13.07.2006

Lancement de la grande opération caritative de l'année

Parrainez une gentille post-doctorante pauvre et orpheline. Vous obtiendrez de ses nouvelles tous les mois et parfois quelques photos floues, prises de loin. Vous pourrez correspondre avec elle et parler de ses recherches.

Mieux que Rox et Rouky, parrainer un petit post-doctorant pauvre, c'est lui assurer une vie meilleure et de fréquents retours en France où elle pourra préparer son recrutement dans le corps des maîtres de conférences.

Parrainer un chercheur pauvre, c'est aussi lui permettre de vivre une sexualité harmonieuse avec son doudou qui pourra la voir plus souvent. Vous lui permettrez encore de visiter une bibliothèque universitaire, nager avec les dauphins, rencontrer Howard Zinn, dîner au faculty club de Harvard, habiter dans une chambre digne…

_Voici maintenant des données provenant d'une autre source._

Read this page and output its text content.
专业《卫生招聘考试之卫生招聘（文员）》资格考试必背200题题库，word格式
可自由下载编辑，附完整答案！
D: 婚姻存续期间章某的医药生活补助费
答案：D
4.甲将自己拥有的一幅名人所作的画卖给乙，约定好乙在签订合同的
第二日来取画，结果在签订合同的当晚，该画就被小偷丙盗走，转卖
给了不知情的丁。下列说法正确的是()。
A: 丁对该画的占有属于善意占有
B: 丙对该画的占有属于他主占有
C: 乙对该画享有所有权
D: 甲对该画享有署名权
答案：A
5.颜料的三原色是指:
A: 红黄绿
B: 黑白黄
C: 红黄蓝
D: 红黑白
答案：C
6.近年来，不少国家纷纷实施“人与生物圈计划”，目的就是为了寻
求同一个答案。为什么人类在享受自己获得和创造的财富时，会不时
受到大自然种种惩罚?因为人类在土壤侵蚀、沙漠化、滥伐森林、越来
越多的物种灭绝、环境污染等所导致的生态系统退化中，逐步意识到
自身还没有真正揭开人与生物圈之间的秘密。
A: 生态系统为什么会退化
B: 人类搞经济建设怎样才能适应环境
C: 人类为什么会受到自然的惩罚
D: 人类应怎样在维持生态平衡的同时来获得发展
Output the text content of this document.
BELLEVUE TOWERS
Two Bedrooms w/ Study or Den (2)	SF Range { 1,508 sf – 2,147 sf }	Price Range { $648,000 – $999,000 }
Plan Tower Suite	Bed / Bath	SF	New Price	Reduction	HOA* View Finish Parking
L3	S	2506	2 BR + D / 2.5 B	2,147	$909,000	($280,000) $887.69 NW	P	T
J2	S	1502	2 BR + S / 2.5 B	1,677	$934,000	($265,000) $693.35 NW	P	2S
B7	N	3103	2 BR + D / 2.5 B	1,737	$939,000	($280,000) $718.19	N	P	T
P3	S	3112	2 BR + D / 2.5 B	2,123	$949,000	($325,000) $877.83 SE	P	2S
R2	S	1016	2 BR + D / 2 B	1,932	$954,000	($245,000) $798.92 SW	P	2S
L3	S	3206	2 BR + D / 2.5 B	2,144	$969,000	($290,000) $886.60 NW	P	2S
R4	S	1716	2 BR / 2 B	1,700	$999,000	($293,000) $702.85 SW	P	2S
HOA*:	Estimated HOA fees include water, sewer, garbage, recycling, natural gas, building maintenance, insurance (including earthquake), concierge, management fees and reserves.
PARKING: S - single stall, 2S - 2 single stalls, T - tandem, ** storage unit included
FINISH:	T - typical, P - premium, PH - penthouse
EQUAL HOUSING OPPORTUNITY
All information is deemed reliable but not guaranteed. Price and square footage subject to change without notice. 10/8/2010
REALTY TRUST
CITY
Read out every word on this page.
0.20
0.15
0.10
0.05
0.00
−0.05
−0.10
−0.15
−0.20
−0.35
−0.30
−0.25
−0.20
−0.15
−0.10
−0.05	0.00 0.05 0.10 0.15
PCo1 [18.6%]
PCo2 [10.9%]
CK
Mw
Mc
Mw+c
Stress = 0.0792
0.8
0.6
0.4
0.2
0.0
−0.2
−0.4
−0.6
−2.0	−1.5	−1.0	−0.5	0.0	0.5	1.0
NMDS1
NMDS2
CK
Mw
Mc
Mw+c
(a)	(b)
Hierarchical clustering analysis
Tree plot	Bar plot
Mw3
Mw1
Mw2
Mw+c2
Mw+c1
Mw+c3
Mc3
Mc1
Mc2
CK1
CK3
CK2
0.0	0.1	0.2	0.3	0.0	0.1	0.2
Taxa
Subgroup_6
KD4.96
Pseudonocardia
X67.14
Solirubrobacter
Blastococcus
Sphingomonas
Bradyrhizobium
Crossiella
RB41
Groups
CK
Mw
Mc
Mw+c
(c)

Autant de demandes imaginatives et stimulantes auxquelles vous pourrez répondre et dont vous pourrez vous glorifier après de votre famille ou dans les dîner mondains.

Parainage scolaire

Un témoignagne reçu hier... de Monsieur et Madame M. de Paris. Un témoignage poignant qui nous a poigné.

(librement adapté de http://www.enfantsdumekong.com/a/parrtemoignages.php)

"Nous parrainons depuis deux ans la petite xxxxx. Frimousse sympa, yeux bleus, cheveux bruns. Elle a 32 ans comme notre aînée.
Au début, nous avons agi sur un coup de cœur. "Parrainez un jeune chercheur pauvre et partagez son espoir dans ses publications". C’était le slogan. Il nous a accroché par sa simplicité.
Aider au séjour post-doctoral d'une chercheuse française, nous n’y avions pas songé. Mais c’est tellement simple, tellement évident, ça crève les yeux.
Un coup de téléphone. Envoi de documentation. Chèque de parrainage. Hop ! Nous voilà parrain et marraine. Nous recevons le dossier de xxxxxx. Elle est française, issue d’une université pauvre de la banlieue parisienne. Les villes ont leurs pauvres ici comme ailleurs.

Nous sommes heureux de réaliser un geste efficace.
Première lettre de xxxxxx. Nous avons les larmes aux yeux. Sa lettre (traduite du français académique en français) est délicieuse. Nous ne rêvions pas de l’Amérique, mais nous plongeons dedans : « Mes révérés parrain et marraine ». Et sa photo devant son université nous foudroie. Un sourire modeste, mais confiant. Le ministère des Affaires étrangères refuse de donner des bourses pour les Etats-Unis. Elle survit grâce à de petits contrats dont rien ne dit qu'ils sont reconduits d'un mois sur l'autre et vit à la merci d'un agent-comptable redoutable.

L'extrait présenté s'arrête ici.